Due in class on Friday, May 2.
- Describe a situation where it would be desirable to have a
classifier on the "left" end of an ROC curve, i.e. where both true
positives and false positives are low.
- Suppose that you have a dataset with points in one of two
classes. Class A contains 10 points, and class B contains 1000 points.
Suppose class A is our class of interest, on which we focus our
precision and recall measurements.
(a) Describe a simple classifier that yields a recall of 100%, but has
terrible precision. Estimate what the precision will be for this
classifier.
(b) Describe a simple classifier that yields a precision of 100%, but
has terrible recall. Estimate what the recall will be for this
classifier.
- Describe how you can modify the k-Nearest Neighbor algorithm, by
adding an additional parameter, that would allow you to plot an ROC
curve. (Hint: varying k isn't it). Draw a sample ROC curve, and point
out what part of the curve corresponds to small values for your
parameter, and what part corresponds to large values for your parameter.

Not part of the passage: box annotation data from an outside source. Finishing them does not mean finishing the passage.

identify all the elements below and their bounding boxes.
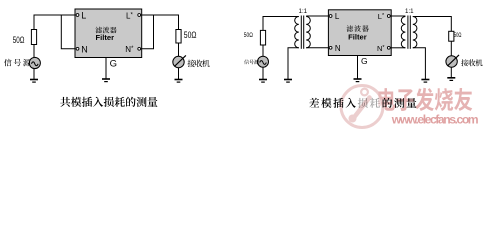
wire: T2 secondary top to R4 <box>413 17 452 32</box>
wire: M2 bottom to ground <box>450 67 452 78</box>
svg-text:L: L <box>335 12 340 21</box>
wire: common-mode bus to N input <box>61 15 76 49</box>
label 信号源 for V2 <box>244 60 259 65</box>
wire: R3 top to T1 primary <box>263 17 299 31</box>
wire: R3 bottom to source V2 <box>262 45 264 56</box>
svg-text:1:1: 1:1 <box>405 8 414 15</box>
ground (under V2) <box>259 80 267 83</box>
terminal pin U2 N <box>329 46 332 49</box>
label 接收机 for M2 <box>461 59 482 66</box>
svg-text:G: G <box>361 56 368 66</box>
watermark text 电子发烧友 <box>378 88 472 111</box>
wire: L* output to load resistor R2 <box>141 15 179 30</box>
svg-text:L: L <box>81 11 86 21</box>
wire: M1 bottom to ground <box>178 68 180 80</box>
wire: source resistor R1 top to horizontal feed <box>34 15 76 30</box>
terminal pin U2 L <box>329 15 332 18</box>
terminal pin L* <box>138 14 141 17</box>
label 信号源 for V1 <box>4 59 31 67</box>
wire: T1 secondary top to filter L <box>306 15 329 17</box>
ground (filter U2 G) <box>354 79 362 82</box>
ground (under M2) <box>447 78 455 81</box>
ground (T1 return) <box>284 80 292 83</box>
watermark logo circle <box>341 86 383 128</box>
terminal pin L <box>76 14 79 17</box>
terminal pin U2 L* <box>387 15 390 18</box>
transformer T2 core <box>408 16 410 49</box>
svg-text:G: G <box>110 59 117 70</box>
caption 共模插入损耗的测量 <box>60 97 157 107</box>
resistor R3 50Ω body <box>260 30 265 45</box>
svg-text:N: N <box>81 44 88 54</box>
label 滤波器 in U2 <box>347 25 369 32</box>
receiver (measuring instrument) M2 <box>446 55 459 67</box>
transformer T2 secondary winding <box>413 17 417 48</box>
svg-text:Filter: Filter <box>96 33 115 42</box>
ground (T2 return) <box>421 80 429 83</box>
caption 的测量 (part 2) <box>383 98 417 108</box>
wire: V2 bottom to ground <box>262 67 264 79</box>
terminal pin N <box>76 47 79 50</box>
label 接收机 for M1 <box>188 60 210 68</box>
wire: V1 bottom to ground <box>33 69 35 80</box>
terminal pin N* <box>138 47 141 50</box>
resistor R1 50Ω body <box>31 30 36 45</box>
ground (under V1) <box>30 80 38 83</box>
transformer T1 secondary winding <box>306 17 310 48</box>
filter box U2 <box>328 10 391 56</box>
svg-text:50Ω: 50Ω <box>454 32 462 39</box>
wire: R2 bottom to receiver M1 <box>178 43 180 56</box>
receiver (measuring instrument) M1 <box>173 55 186 67</box>
svg-text:www.elecfans.com: www.elecfans.com <box>391 112 479 126</box>
svg-text:1:1: 1:1 <box>299 8 308 15</box>
wire: output common bus from N* <box>141 15 154 49</box>
wire: U2 G terminal to ground <box>357 56 359 80</box>
filter box U1 <box>75 9 142 58</box>
svg-text:50Ω: 50Ω <box>184 30 197 40</box>
AC signal source V1 <box>29 57 40 68</box>
transformer T2 primary winding <box>401 17 405 48</box>
transformer T1 core <box>301 16 303 49</box>
wire: U2 N* to T2 primary bottom <box>390 47 405 49</box>
label 滤波器 in U1 <box>95 27 116 34</box>
svg-text:N: N <box>335 44 341 53</box>
wire: R1 bottom to source V1 <box>33 45 35 58</box>
svg-text:Filter: Filter <box>348 32 367 41</box>
svg-text:50Ω: 50Ω <box>13 35 25 45</box>
wire: R4 bottom to receiver M2 <box>450 41 452 56</box>
caption 差模插入损耗的测量 (part 1) <box>309 98 356 108</box>
ground (filter U1 G) <box>102 79 110 82</box>
transformer T1 primary winding <box>295 17 299 48</box>
resistor R4 50Ω load body <box>449 31 454 41</box>
wire: T2 secondary bottom return to ground <box>413 48 426 80</box>
wire: G terminal to ground <box>105 58 107 80</box>
ground (under M1) <box>175 80 183 83</box>
wire: U2 L* to T2 primary <box>390 15 405 17</box>
AC signal source V2 <box>258 56 269 67</box>
terminal pin U2 N* <box>387 46 390 49</box>
wire: T1 primary bottom return to ground <box>288 48 299 80</box>
caption 损耗 (faded under logo) <box>358 98 380 108</box>
resistor R2 50Ω load body <box>176 30 181 44</box>
wire: T1 secondary bottom to filter N <box>306 47 329 49</box>
svg-text:50Ω: 50Ω <box>244 33 254 40</box>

- Explain the difference between a database query and a data mining
query.
- For point P = (8,2,5) and MBRs R1(S,T) where S1 = [12,3,1] and T1
= [15,4,2] and R2(S2,T2) where S2 = [1,2,4] and T2 = [7,15,10],
determine MINDIST(P,R1) , MINDIST(P,R2), MINMAXDIST(P,R1), and
MINMAXDIST(P,R2).
- (a) Provide an example where the MINDIST heuristic is better than
the MINMAXDIST heuristic.
(b) Provide an example where the MINMAXDIST heuristic is better than
the MINDIST heuristic.
- In the RainForest paper, Gehrke et. al. say that RF-Read is not
efficient for algorithms that do bottom-up pruning, unless the families
at the pure leaf nodes are large. Why does the size of the families at
the leaf nodes impact whether or not RF-Read is worth considering
relative to RF-Write? Likewise, the paper also says that RF-Read might
be a viable solution for algorithms that prune the tree top-down. Why
does the direction of splitting affect the viability of RF-Read
relative to RF-Write?
- Estimating the size of a node's AVC-group to be the same as its
parent can be overkill. Describe an example.
- Suppose that you have reserved enough memory to store 1000 tuples
from a dataset on disk that actually contains 5000 tuples and three
features. Assume that every AVC-group for this dataset is of the same
size. Assume that you have reserved separately a sufficiently large
amount of memory to store two AVC-groups simultaneously, but not enough
to store three. Assume that every feature in the dataset contains
precisely two values, and that each optimal split separates the data
into two equally sized pieces (or differ by one if the number of tuples
is odd). Give a worst case estimate of how many tuple reads from disk
and tuple writes to disk are necessary for each of the algorithms
RF-Read, RF-Write, and RF-Hybrid-Simple.
- The techniques for agglomerative clustering that Dunham describes
in your textbook are different from that the one we covered in class,
in that Dunham's algorithms use a threshold. Read section 5.4.1, and
discuss how how the threshold differs from our approach. Specifically,
give an example of a dataset and a threshold where Dunham's approach
would differ from ours, assuming that both algorithms use the same
measurements for distances between points and clusters.